WAXING PHILOSOPHICAL
Our Motor City stalwart gets his fingers dusty at Hello Records.
It is the weekend after Thanksgiving. The first substantial snowfall of the season will come through on Sunday, blanketing the Metro Detroit area with a thin crust of white ice for the week ahead. It will seem like a kind of purification after this weekend grinds to the end, marked as it was with the twin American obsessions of football and commerce. The football will come on Saturday afternoon with the U of M/Ohio State game. This yearly celebration of neighboring-state hatred and stupor will break our way this time, temporarily abrogating the need to avoid streets crawling with angry drunks—only happy ones. Of course, the commerce will begin in earnest on Black Friday. Everybody with their stalls out, wares out, hands out, fingers waggling toward your pocket. Sure, I could and will bemoan the capitalist urge to suck dough through increasingly small holes; especially if it’s the big boys (Amazon, Spotify, CREEM Inc.). But sadly I am but a wretched musician—desiring artistic purity—who knows if I plan on keeping myself in canned beans I need to suck hard too. I need to be the best damned vinyl and garment salesman there’s ever been in the Midwest punkadjacent indie music biz. With that money-grubbing impetus firmly in hand and my hunger for beans growing, I felt I had to visit the marketplace of my silly dreams, to see the consumer and the exchange of dollars. I needed to spend a weekend down at the local record store. The cow had to visit the butcher shop.

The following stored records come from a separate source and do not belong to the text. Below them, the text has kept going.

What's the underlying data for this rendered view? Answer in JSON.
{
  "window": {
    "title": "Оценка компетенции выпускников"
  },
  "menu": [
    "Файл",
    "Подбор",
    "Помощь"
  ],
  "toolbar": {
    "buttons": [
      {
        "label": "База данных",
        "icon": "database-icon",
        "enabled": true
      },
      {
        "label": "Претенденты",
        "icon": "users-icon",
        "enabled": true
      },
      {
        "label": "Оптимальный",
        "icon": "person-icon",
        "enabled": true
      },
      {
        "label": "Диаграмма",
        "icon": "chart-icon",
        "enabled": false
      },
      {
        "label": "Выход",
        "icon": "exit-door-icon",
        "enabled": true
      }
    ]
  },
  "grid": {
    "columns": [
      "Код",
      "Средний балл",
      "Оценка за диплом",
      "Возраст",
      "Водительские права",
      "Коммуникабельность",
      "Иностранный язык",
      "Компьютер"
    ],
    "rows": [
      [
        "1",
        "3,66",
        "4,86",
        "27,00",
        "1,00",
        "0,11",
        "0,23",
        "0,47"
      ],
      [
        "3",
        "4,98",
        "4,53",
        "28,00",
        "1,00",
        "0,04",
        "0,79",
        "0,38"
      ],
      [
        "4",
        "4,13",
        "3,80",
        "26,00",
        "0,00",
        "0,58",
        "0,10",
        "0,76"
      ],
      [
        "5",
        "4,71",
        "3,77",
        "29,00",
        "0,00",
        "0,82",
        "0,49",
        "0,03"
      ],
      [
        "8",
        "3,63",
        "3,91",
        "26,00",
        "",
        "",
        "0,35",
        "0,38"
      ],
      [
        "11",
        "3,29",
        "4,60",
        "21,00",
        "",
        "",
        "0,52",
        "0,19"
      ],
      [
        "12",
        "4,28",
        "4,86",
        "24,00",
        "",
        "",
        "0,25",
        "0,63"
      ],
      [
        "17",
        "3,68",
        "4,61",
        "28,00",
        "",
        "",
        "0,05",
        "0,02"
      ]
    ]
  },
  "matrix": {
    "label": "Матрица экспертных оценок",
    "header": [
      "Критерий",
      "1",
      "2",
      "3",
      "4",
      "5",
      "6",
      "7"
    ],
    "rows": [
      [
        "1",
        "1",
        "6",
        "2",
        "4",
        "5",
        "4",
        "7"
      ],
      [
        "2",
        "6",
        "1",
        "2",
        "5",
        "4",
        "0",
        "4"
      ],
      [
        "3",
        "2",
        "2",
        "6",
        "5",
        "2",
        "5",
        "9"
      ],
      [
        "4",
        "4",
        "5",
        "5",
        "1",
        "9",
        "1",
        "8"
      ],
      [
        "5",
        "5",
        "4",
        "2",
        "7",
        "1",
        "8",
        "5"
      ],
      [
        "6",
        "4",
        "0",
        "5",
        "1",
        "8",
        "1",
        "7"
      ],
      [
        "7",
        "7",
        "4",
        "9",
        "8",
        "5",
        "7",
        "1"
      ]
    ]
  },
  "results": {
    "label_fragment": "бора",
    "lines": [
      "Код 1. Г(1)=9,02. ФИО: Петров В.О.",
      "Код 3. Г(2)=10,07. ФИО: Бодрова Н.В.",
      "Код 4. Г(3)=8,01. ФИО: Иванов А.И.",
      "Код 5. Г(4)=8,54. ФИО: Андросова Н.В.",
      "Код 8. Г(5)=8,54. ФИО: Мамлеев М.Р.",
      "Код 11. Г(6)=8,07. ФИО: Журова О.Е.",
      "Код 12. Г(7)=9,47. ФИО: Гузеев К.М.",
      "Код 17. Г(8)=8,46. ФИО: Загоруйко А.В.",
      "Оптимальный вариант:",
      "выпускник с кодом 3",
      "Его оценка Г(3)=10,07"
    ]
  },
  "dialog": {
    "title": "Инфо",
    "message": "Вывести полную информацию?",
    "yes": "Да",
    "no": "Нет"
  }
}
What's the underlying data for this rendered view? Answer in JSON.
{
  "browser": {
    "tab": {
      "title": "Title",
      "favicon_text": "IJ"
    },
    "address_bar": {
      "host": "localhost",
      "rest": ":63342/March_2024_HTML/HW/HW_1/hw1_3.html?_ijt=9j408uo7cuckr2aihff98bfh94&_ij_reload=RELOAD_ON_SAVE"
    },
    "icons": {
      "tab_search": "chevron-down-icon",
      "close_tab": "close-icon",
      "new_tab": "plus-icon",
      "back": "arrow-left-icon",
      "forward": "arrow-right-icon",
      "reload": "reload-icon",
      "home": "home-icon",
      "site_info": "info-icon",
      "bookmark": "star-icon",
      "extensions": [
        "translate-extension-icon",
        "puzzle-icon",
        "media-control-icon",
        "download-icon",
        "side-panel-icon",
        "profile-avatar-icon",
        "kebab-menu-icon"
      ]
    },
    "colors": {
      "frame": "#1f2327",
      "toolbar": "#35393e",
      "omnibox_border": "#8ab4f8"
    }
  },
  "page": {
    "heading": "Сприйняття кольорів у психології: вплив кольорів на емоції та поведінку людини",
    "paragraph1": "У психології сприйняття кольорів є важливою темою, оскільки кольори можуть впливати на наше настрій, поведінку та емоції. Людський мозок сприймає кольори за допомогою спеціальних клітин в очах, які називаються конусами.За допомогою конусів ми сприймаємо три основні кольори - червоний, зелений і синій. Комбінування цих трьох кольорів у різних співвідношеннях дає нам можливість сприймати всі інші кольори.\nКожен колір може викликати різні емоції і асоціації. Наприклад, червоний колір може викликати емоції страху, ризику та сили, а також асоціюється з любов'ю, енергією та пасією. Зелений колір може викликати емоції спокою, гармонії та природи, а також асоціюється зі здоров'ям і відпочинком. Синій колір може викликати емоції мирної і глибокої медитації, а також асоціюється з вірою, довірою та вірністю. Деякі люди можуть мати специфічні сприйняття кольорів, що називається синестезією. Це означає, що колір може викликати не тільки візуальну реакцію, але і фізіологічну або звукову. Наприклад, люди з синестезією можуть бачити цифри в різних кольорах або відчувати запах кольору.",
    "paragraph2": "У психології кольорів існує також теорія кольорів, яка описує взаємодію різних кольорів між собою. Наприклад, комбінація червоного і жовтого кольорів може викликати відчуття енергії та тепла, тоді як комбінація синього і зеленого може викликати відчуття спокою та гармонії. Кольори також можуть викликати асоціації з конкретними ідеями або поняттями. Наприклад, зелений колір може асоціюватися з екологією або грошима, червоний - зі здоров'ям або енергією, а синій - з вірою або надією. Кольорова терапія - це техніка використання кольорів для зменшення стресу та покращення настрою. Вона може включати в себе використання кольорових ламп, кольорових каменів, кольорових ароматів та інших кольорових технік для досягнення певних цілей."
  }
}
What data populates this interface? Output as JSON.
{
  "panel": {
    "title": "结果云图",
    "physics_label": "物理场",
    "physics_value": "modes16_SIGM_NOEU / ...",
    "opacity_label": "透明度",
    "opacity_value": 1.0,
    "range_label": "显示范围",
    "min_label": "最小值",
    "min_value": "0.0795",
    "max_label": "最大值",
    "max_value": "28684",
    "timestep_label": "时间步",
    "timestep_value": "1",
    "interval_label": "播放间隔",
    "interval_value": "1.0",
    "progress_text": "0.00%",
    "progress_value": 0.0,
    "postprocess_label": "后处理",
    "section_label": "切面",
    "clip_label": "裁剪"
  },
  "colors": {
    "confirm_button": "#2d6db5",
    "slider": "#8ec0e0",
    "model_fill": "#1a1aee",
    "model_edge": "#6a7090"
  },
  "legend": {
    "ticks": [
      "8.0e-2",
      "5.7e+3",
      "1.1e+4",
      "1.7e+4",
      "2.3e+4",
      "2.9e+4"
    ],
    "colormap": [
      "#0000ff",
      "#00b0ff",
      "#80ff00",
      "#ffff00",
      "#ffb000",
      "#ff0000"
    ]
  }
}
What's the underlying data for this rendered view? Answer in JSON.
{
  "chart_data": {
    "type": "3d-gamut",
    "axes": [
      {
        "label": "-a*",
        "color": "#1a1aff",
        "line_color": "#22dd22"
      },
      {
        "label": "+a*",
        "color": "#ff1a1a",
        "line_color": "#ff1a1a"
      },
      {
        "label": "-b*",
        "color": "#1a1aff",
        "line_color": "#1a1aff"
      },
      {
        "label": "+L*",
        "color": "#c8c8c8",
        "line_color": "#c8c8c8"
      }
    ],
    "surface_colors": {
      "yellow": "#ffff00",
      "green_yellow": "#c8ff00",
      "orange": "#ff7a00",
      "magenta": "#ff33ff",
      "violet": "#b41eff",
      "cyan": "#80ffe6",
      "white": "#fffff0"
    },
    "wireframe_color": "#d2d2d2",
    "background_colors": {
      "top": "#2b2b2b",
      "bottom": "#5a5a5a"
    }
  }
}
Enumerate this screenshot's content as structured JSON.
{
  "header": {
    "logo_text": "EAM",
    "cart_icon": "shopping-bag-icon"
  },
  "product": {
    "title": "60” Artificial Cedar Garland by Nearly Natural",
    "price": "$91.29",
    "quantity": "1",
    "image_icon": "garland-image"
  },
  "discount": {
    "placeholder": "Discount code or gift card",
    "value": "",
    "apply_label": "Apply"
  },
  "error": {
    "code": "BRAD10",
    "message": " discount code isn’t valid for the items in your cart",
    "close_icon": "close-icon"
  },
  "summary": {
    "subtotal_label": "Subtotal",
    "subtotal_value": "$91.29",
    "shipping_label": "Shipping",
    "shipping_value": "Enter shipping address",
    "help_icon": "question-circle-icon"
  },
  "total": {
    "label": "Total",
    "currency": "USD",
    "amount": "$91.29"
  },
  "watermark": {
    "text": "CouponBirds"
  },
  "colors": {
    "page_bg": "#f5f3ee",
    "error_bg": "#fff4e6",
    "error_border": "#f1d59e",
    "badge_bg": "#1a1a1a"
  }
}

Although far from the heyday, Detroit tenaciously holds on to the handful of independent record stores in the city and the near suburbs. When another one closes—and they are almost always closing, never opening—the bereaved know not who to blame besides the shadowy figure of capitalism or the grinding rock of time as it turns old ways into dust. Record Time, Car City, Stormy, the record store roll call of the dead is limitless. Of the living there remain many fine shops that have yet to die. There’s Peoples in Detroit for soul and R&B, Threads in Hamtramck for techno, Street Corner in Oak Park for a little bit of everything, and dozens more. There’s a couple of stinkers too, inexplicable in their survival: overpriced dust catchers, vinyl-stacked tombs, oddly stocked boutiques, and the ones that are more Funko Pop emporiums than record stores. I decided to go to one of the good ones: Hello Records in Lincoln Park.